Aakira · August 12, 2024, 11:20pm

Hello, I have a question about how the dataloader works. Suppose I have code that looks like this:

model.to("cuda")
for data, label in dataloader:
    data.to("cuda")
    label.to("cuda")

    output = model(data)  # on GPU

    loss = criterion(output, label)  # on GPU

    print(loss)  # use CPU?

In my dataset code, I only use the CPU. Will the line loss = criterion(output, label) wait for the line output = model(data) to finish, or will the CPU continue to the next batch and load the data? If the answer is that the CPU will wait, what should I do to avoid the situation where the CPU is idle like that?

Tahamustapha_Nehdi · August 12, 2024, 11:47pm

Hi Aakira
The code you provided is sequential so compiler will treat it line by line no parallelism and specially asynchronous operations , but in the case where model is in gpu all asynchronous ops will hit barrier after that loss calculation will happen

Aakira · August 13, 2024, 12:22am

Thank you for the response. I always see everyone coding for training like in the code snippet above. However, when tracking chart of GPU usage, every time a batch of data is loaded, the GPU becomes idle (usage line drops to very low). Is there a way to help the CPU always load data ahead (or at least on time) for the GPU?

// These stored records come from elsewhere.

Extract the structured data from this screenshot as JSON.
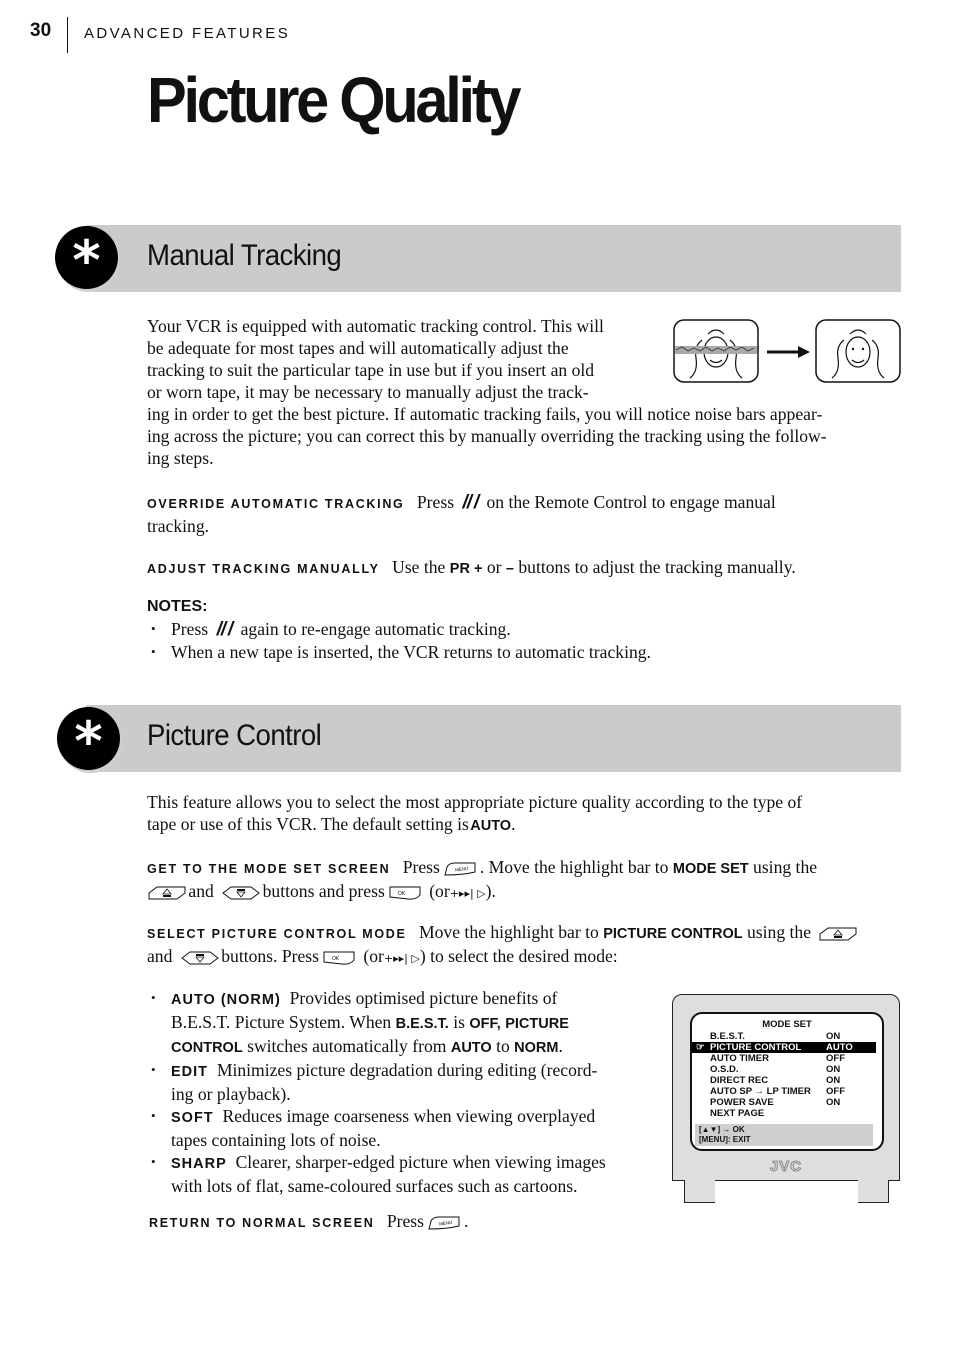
{
  "header": {
    "page_number": "30",
    "section": "ADVANCED FEATURES",
    "title": "Picture Quality"
  },
  "manual_tracking": {
    "heading": "Manual Tracking",
    "badge_icon": "asterisk-icon",
    "intro_lines": [
      "Your VCR is equipped with automatic tracking control. This will",
      "be adequate for most tapes and will automatically adjust the",
      "tracking to suit the particular tape in use but if you insert an old",
      "or worn tape, it may be necessary to manually adjust the track-",
      "ing in order to get the best picture. If automatic tracking fails, you will notice noise bars appear-",
      "ing across the picture; you can correct this by manually overriding the tracking using the follow-",
      "ing steps."
    ],
    "illustration": {
      "before": "tv-noise-bars-illustration",
      "after": "tv-clear-picture-illustration",
      "arrow": "arrow-right-icon"
    },
    "steps": {
      "override": {
        "lead": "OVERRIDE AUTOMATIC TRACKING",
        "pre": "Press",
        "button": "// /",
        "post": "on the Remote Control to engage manual",
        "cont": "tracking."
      },
      "adjust": {
        "lead": "ADJUST TRACKING MANUALLY",
        "pre": "Use the",
        "key1": "PR +",
        "mid": "or",
        "key2": "–",
        "post": "buttons to adjust the tracking manually."
      }
    },
    "notes": {
      "heading": "NOTES:",
      "note1_pre": "Press",
      "note1_button": "// /",
      "note1_post": "again to re-engage automatic tracking.",
      "note2": "When a new tape is inserted, the VCR returns to automatic tracking."
    }
  },
  "picture_control": {
    "heading": "Picture Control",
    "badge_icon": "asterisk-icon",
    "intro_line1": "This feature allows you to select the most appropriate picture quality according to the type of",
    "intro_line2_pre": "tape or use of this VCR. The default setting is",
    "intro_default": "AUTO",
    "intro_end": ".",
    "get_mode_set": {
      "lead": "GET TO THE MODE SET SCREEN",
      "t1": "Press",
      "t2": ". Move the highlight bar to",
      "k1": "MODE SET",
      "t3": "using the",
      "t4": "and",
      "t5": "buttons and press",
      "t6": "(or",
      "t7": ")."
    },
    "select_mode": {
      "lead": "SELECT PICTURE CONTROL MODE",
      "t1": "Move the highlight bar to",
      "k1": "PICTURE CONTROL",
      "t2": "using the",
      "t3": "and",
      "t4": "buttons. Press",
      "t5": "(or",
      "t6": ") to select the desired mode:"
    },
    "modes": [
      {
        "name": "AUTO (NORM)",
        "l1": "Provides optimised picture benefits of",
        "l2_pre": "B.E.S.T. Picture System. When",
        "k_best": "B.E.S.T.",
        "is": "is",
        "k_off": "OFF,",
        "k_pc1": "PICTURE",
        "k_pc2": "CONTROL",
        "l3_mid": "switches automatically from",
        "k_auto": "AUTO",
        "to": "to",
        "k_norm": "NORM",
        "end": "."
      },
      {
        "name": "EDIT",
        "l1": "Minimizes picture degradation during editing (record-",
        "l2": "ing or playback)."
      },
      {
        "name": "SOFT",
        "l1": "Reduces image coarseness when viewing overplayed",
        "l2": "tapes containing lots of noise."
      },
      {
        "name": "SHARP",
        "l1": "Clearer, sharper-edged picture when viewing images",
        "l2": "with lots of flat, same-coloured surfaces such as cartoons."
      }
    ],
    "return": {
      "lead": "RETURN TO NORMAL SCREEN",
      "pre": "Press",
      "end": "."
    },
    "remote_buttons": {
      "menu": "MENU",
      "ok": "OK",
      "up": "up-arrow-button",
      "down": "down-arrow-button",
      "skip": "skip-forward-button"
    },
    "tv_osd": {
      "title": "MODE SET",
      "rows": [
        {
          "label": "B.E.S.T.",
          "value": "ON",
          "highlighted": false
        },
        {
          "label": "PICTURE CONTROL",
          "value": "AUTO",
          "highlighted": true
        },
        {
          "label": "AUTO TIMER",
          "value": "OFF",
          "highlighted": false
        },
        {
          "label": "O.S.D.",
          "value": "ON",
          "highlighted": false
        },
        {
          "label": "DIRECT REC",
          "value": "ON",
          "highlighted": false
        },
        {
          "label": "AUTO SP → LP TIMER",
          "value": "OFF",
          "highlighted": false
        },
        {
          "label": "POWER SAVE",
          "value": "ON",
          "highlighted": false
        },
        {
          "label": "NEXT PAGE",
          "value": "",
          "highlighted": false
        }
      ],
      "footer_line1": "[▲▼] → OK",
      "footer_line2": "[MENU]: EXIT",
      "brand": "JVC"
    }
  }
}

yanzhou1994 · August 13, 2024, 2:09am

If you don’t print the loss or perform CUDA synchronization operations, the CUDA runtime will manage the copy stream corresponding to data.to("cuda"), as well as all the streams associated with the kernels needed for model execution. cuda runtime will handle and run these streams according to their dependency relationships.
If you want to relazie more about cuda concurrently.
see this ppt:

Aakira · August 13, 2024, 3:39am

Thank you for your response, the slides are very helpful, however, I have not grasped how your point is related to the initial question. Would you mind clarifying it further?

Thanks.

yanzhou1994 · August 13, 2024, 8:16am

kernel run and cuda memory copy are all async operation.
so for your code(unroll it and delete print):

data0, label0 = dataloader.next()
data0 = data0.to("cuda")
label0 = label0.to("cuda")
output0 = model(data0)
loss0 = criterion(output0, label0) 
data1, label1 = dataloader.next() # when run this line, loss0 not need to get the result and copy from device to host(it's an aysnc operation).  data1 may return before loss0 was computed.
data1 = data1.to("cuda")
label1 = label1.to("cuda")
output1 = model(data1)
loss1 = criterion(output1, label1) 

...

when compute output0, loss0 (kernel running, while result not returned), the data1 maybe always returned by dataloader.
In this case, CPU was not idle when model(data) was computing.

But for modern gpu and current model, it’s always memory-bound,
which means that model(data) is waiting for dataloader get data and copy to cuda device memory.

Aakira · August 13, 2024, 2:10pm

Thank you for your detailed answer, it’s very helpful.